I learned fear before I learned to sing my ABCs. 


The fear began with a fear of letting down a man I thought loved me. It morphed into fear of all the confusion and pain I was feeling. Then fear that I would be murdered in the midst of my trafficking. Next came the fear that no one would ever believe me. Finally, I began to fear I was beyond justice. Beyond help. Beyond hope. 


Fear was familiar to me. I’ve lived with or in fear since I was 4 years old. Fear became an old friend of mine that was constantly in the back of my mind. Fear and I did life together. 


When I began working in advocacy, the fear that bubbled back up in me was not alarming. I knew it like the back of my hand. Tight chest, lump in my throat, shaking hands.

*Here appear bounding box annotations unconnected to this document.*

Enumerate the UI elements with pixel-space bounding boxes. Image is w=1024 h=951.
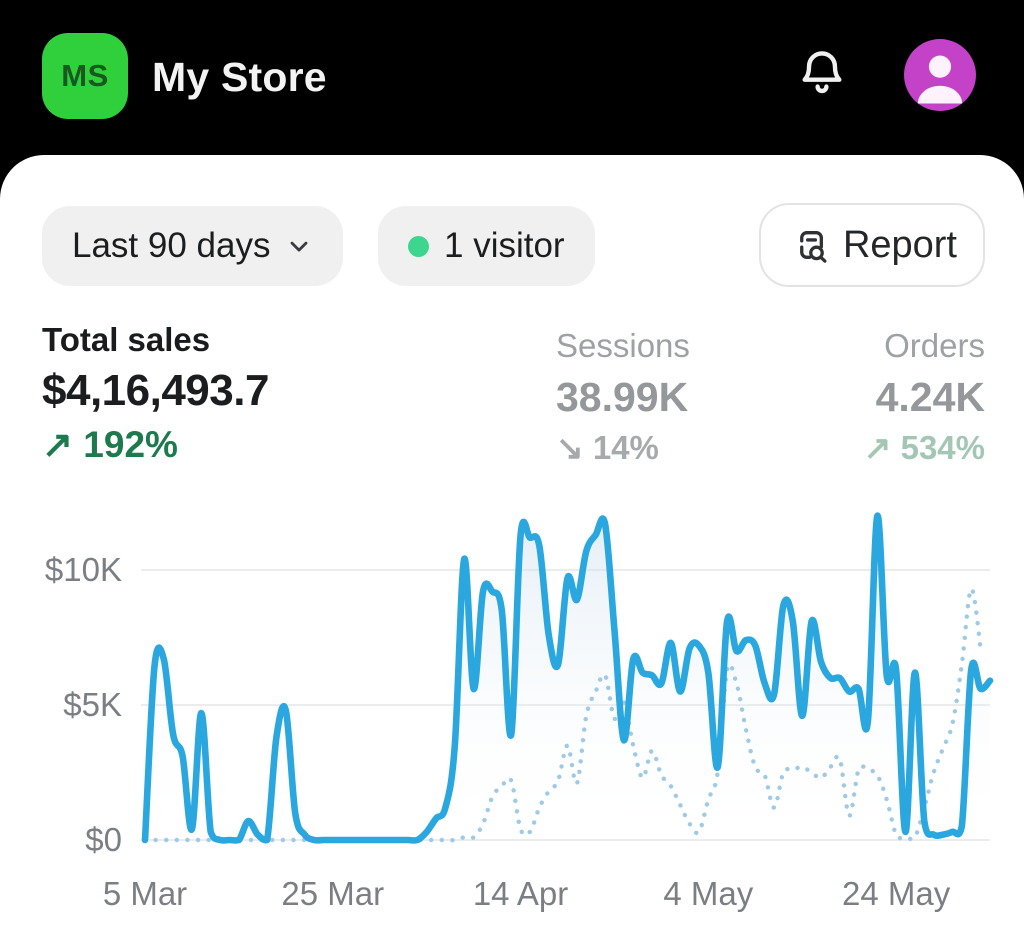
notifications-button[interactable]: [794, 46, 850, 106]
metric-orders[interactable]: Orders 4.24K ↗ 534%: [864, 327, 985, 467]
live-visitor-dot: [408, 235, 429, 257]
report-label: Report: [842, 223, 957, 266]
orders-label: Orders: [884, 327, 985, 364]
date-range-selector[interactable]: Last 90 days: [42, 206, 344, 286]
metric-total-sales[interactable]: Total sales $4,16,493.7 ↗ 192%: [42, 321, 269, 466]
sessions-delta: ↘ 14%: [556, 429, 659, 467]
store-initials: MS: [61, 58, 109, 93]
orders-value: 4.24K: [875, 374, 985, 420]
chevron-down-icon: [291, 241, 308, 252]
total-sales-value: $4,16,493.7: [42, 366, 269, 415]
orders-delta: ↗ 534%: [863, 429, 985, 467]
sessions-value: 38.99K: [556, 374, 689, 420]
bell-icon: [802, 51, 842, 94]
user-icon: [917, 55, 963, 104]
page-title: My Store: [152, 54, 327, 100]
arrow-up-right-icon: ↗: [863, 429, 892, 467]
store-logo[interactable]: MS: [42, 33, 128, 119]
user-avatar[interactable]: [904, 39, 976, 111]
live-visitors-pill[interactable]: 1 visitor: [378, 206, 595, 286]
live-visitors-label: 1 visitor: [444, 226, 565, 265]
arrow-down-right-icon: ↘: [556, 429, 584, 467]
report-search-icon: [800, 231, 827, 263]
report-button[interactable]: Report: [758, 203, 985, 287]
app-header: MS My Store: [0, 0, 1024, 155]
total-sales-delta: ↗ 192%: [42, 424, 178, 466]
arrow-up-right-icon: ↗: [42, 424, 74, 466]
sessions-label: Sessions: [556, 327, 690, 364]
date-range-label: Last 90 days: [72, 226, 271, 265]
analytics-card: Last 90 days 1 visitor Report Total sale…: [0, 155, 1024, 951]
metric-sessions[interactable]: Sessions 38.99K ↘ 14%: [556, 327, 690, 467]
total-sales-label: Total sales: [42, 321, 211, 358]
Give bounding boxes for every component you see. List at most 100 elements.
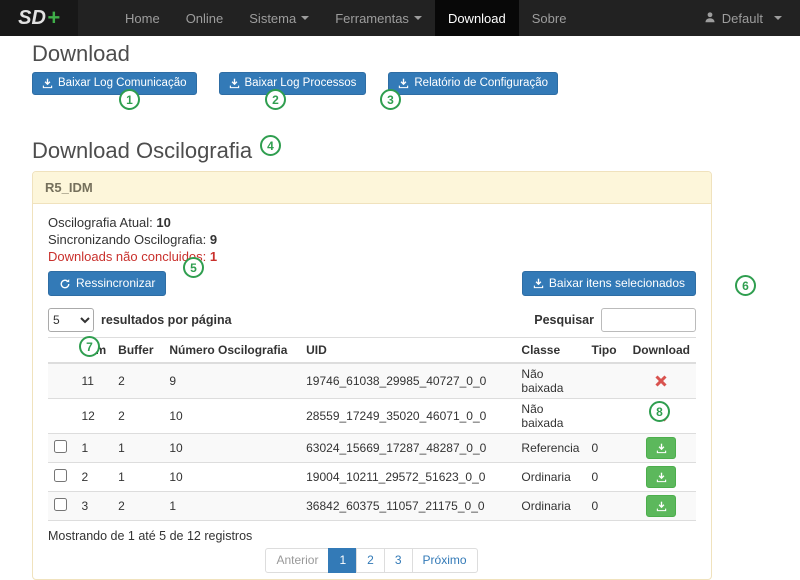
button-label: Ressincronizar	[76, 276, 156, 290]
annotation-circle-2: 2	[265, 89, 286, 110]
row-download-button[interactable]	[646, 437, 677, 459]
table-controls-row: 5 resultados por página Pesquisar	[48, 308, 696, 332]
baixar-log-processos-button[interactable]: Baixar Log Processos	[218, 72, 367, 95]
page-size-label: resultados por página	[101, 313, 232, 327]
nav-item-sistema[interactable]: Sistema	[236, 0, 322, 36]
chevron-down-icon	[301, 16, 310, 20]
checkbox-cell	[48, 462, 76, 492]
stat-sincronizando: Sincronizando Oscilografia: 9	[48, 231, 696, 248]
nav-item-download[interactable]: Download	[434, 0, 519, 36]
column-header-numero[interactable]: Número Oscilografia	[163, 337, 301, 364]
device-panel: R5_IDM Oscilografia Atual: 10 Sincroniza…	[32, 171, 712, 580]
nav-item-label: Ferramentas	[335, 10, 409, 26]
cell-download	[626, 491, 696, 521]
button-label: Relatório de Configuração	[414, 77, 548, 89]
column-header-buffer[interactable]: Buffer	[112, 337, 164, 364]
table-row: 2 1 10 19004_10211_29572_51623_0_0 Ordin…	[48, 462, 696, 492]
cell-item: 2	[75, 462, 113, 492]
baixar-log-comunicacao-button[interactable]: Baixar Log Comunicação	[32, 72, 197, 95]
column-header-tipo[interactable]: Tipo	[585, 337, 627, 364]
annotation-circle-5: 5	[183, 257, 204, 278]
pagination: Anterior 1 2 3 Próximo	[48, 548, 696, 573]
column-header-classe[interactable]: Classe	[515, 337, 586, 364]
search-input[interactable]	[601, 308, 696, 332]
page-size-select[interactable]: 5	[48, 308, 94, 332]
ressincronizar-button[interactable]: Ressincronizar	[48, 271, 167, 296]
annotation-circle-3: 3	[380, 89, 401, 110]
brand-plus-icon: +	[46, 5, 60, 30]
checkbox-cell	[48, 433, 76, 463]
row-checkbox[interactable]	[54, 469, 67, 482]
relatorio-configuracao-button[interactable]: Relatório de Configuração	[388, 72, 558, 95]
column-header-download[interactable]: Download	[626, 337, 696, 364]
cell-classe: Não baixada	[515, 362, 586, 399]
download-icon	[42, 78, 53, 89]
chevron-down-icon	[774, 16, 782, 20]
nav-item-ferramentas[interactable]: Ferramentas	[322, 0, 435, 36]
search-label: Pesquisar	[534, 313, 594, 327]
nav-item-label: Sistema	[249, 10, 297, 26]
button-label: Baixar Log Processos	[244, 77, 357, 89]
page-title: Download	[32, 41, 130, 66]
pagination-page-1[interactable]: 1	[328, 548, 358, 573]
nav-item-online[interactable]: Online	[173, 0, 237, 36]
stat-value: 1	[209, 249, 218, 264]
table-info-text: Mostrando de 1 até 5 de 12 registros	[48, 529, 253, 543]
pagination-page-2[interactable]: 2	[356, 548, 385, 573]
row-checkbox[interactable]	[54, 498, 67, 511]
row-checkbox[interactable]	[54, 440, 67, 453]
stat-nao-concluidos: Downloads não concluidos: 1	[48, 248, 696, 265]
checkbox-column-header[interactable]	[48, 337, 76, 364]
page-content: Download Baixar Log Comunicação Baixar L…	[0, 42, 800, 580]
download-icon	[656, 501, 666, 511]
download-icon	[656, 472, 666, 482]
stat-value: 9	[209, 232, 218, 247]
cell-buffer: 2	[112, 491, 164, 521]
panel-header: R5_IDM	[33, 172, 711, 204]
cell-download	[626, 462, 696, 492]
log-buttons-row: Baixar Log Comunicação Baixar Log Proces…	[32, 72, 800, 95]
annotation-circle-6: 6	[735, 275, 756, 296]
nav-item-label: Sobre	[531, 10, 567, 26]
user-name: Default	[721, 10, 763, 26]
download-icon	[399, 78, 409, 89]
pagination-prev-button[interactable]: Anterior	[265, 548, 330, 573]
annotation-circle-4: 4	[260, 135, 281, 156]
panel-body: Oscilografia Atual: 10 Sincronizando Osc…	[33, 204, 711, 579]
user-icon	[704, 11, 716, 26]
nav-item-sobre[interactable]: Sobre	[519, 0, 580, 36]
stat-label: Downloads não concluidos:	[48, 249, 207, 264]
pagination-next-button[interactable]: Próximo	[411, 548, 478, 573]
chevron-down-icon	[413, 16, 422, 20]
table-row: 3 2 1 36842_60375_11057_21175_0_0 Ordina…	[48, 491, 696, 521]
refresh-icon	[60, 278, 70, 288]
cell-tipo	[585, 362, 627, 399]
cell-classe: Referencia	[515, 433, 586, 463]
nav-menu: Home Online Sistema Ferramentas Download…	[112, 0, 579, 36]
checkbox-cell	[48, 362, 76, 399]
row-download-button[interactable]	[646, 466, 677, 488]
cell-uid: 28559_17249_35020_46071_0_0	[300, 398, 516, 434]
nav-item-label: Online	[185, 10, 224, 26]
row-download-button[interactable]	[646, 495, 677, 517]
cell-numero: 1	[163, 491, 301, 521]
brand-logo[interactable]: SD +	[0, 0, 78, 36]
cell-item: 3	[75, 491, 113, 521]
pagination-page-3[interactable]: 3	[383, 548, 413, 573]
oscilografia-table: Item Buffer Número Oscilografia UID Clas…	[48, 337, 696, 521]
download-icon	[533, 278, 544, 289]
cell-classe: Ordinaria	[515, 491, 586, 521]
nav-item-home[interactable]: Home	[112, 0, 173, 36]
user-menu[interactable]: Default	[686, 0, 800, 36]
nav-item-label: Home	[125, 10, 160, 26]
cell-item: 1	[75, 433, 113, 463]
cell-buffer: 2	[112, 398, 164, 434]
table-row: 11 2 9 19746_61038_29985_40727_0_0 Não b…	[48, 362, 696, 399]
table-row: 1 1 10 63024_15669_17287_48287_0_0 Refer…	[48, 433, 696, 463]
cell-download	[626, 433, 696, 463]
baixar-itens-selecionados-button[interactable]: Baixar itens selecionados	[521, 271, 696, 296]
column-header-uid[interactable]: UID	[300, 337, 516, 364]
checkbox-cell	[48, 398, 76, 434]
nav-item-label: Download	[447, 10, 506, 26]
cell-tipo: 0	[585, 462, 627, 492]
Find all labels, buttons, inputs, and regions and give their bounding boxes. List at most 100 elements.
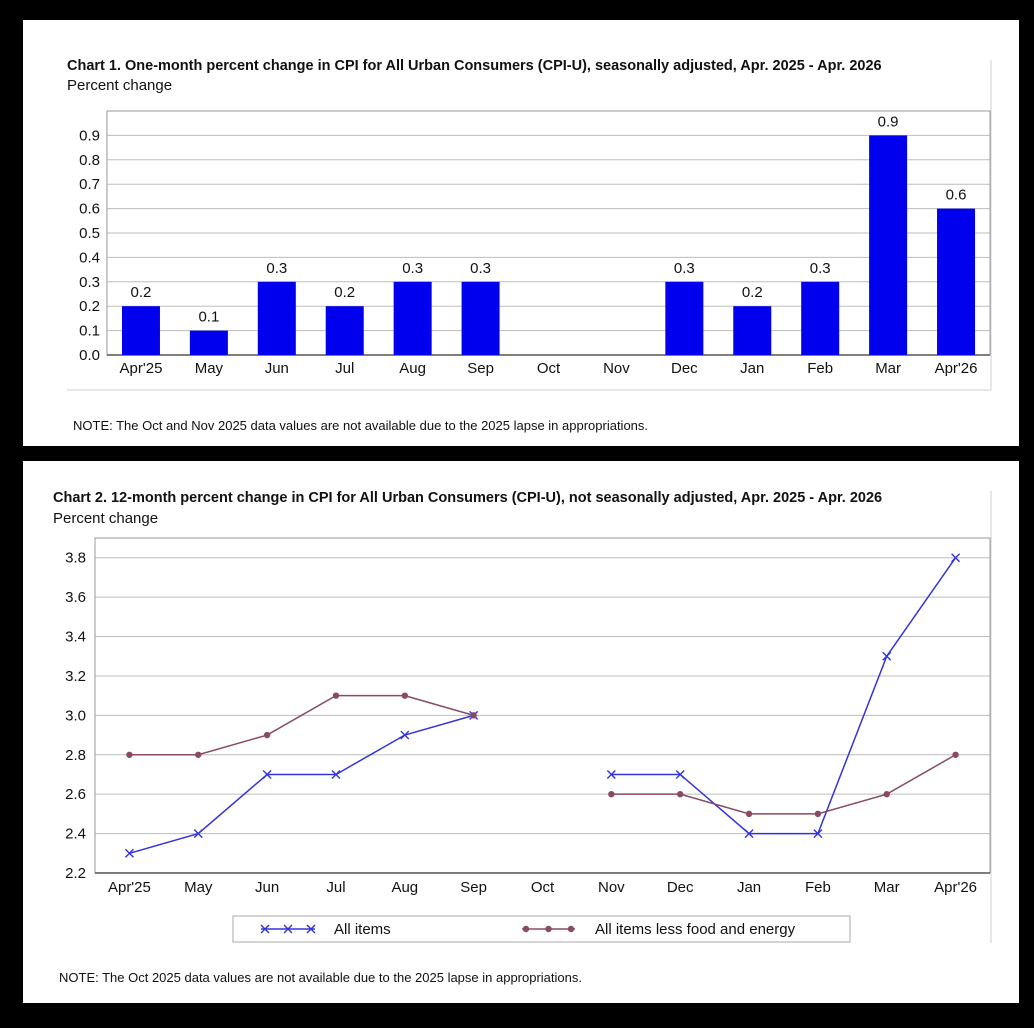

It was a part of my identity that just felt like home. I leaned into it, embraced it, and let it govern my interactions with my advocacy. I knew these worries. What if I let them down? What if they didn’t believe me? What if I got hurt?


I addressed these fears head on. I knew how to walk through them. What I didn’t expect was how my fear was received. 


You see, the organizations I worked with faced my fears head on, too. They walked through them with me. They helped me process them. 


All of the sudden, my fear was gone. This old friend of mine dissolved into nothingness and I did not miss it one bit. 


Thanks to an organization fighting to eradicate human trafficking, fear is no longer my friend. It does not consume me. It does not rule my life. 


I’ve been free from my trafficker for over a decade, but for the first time in my life, I am breaking free from the fear he suffocated me with for 20 years.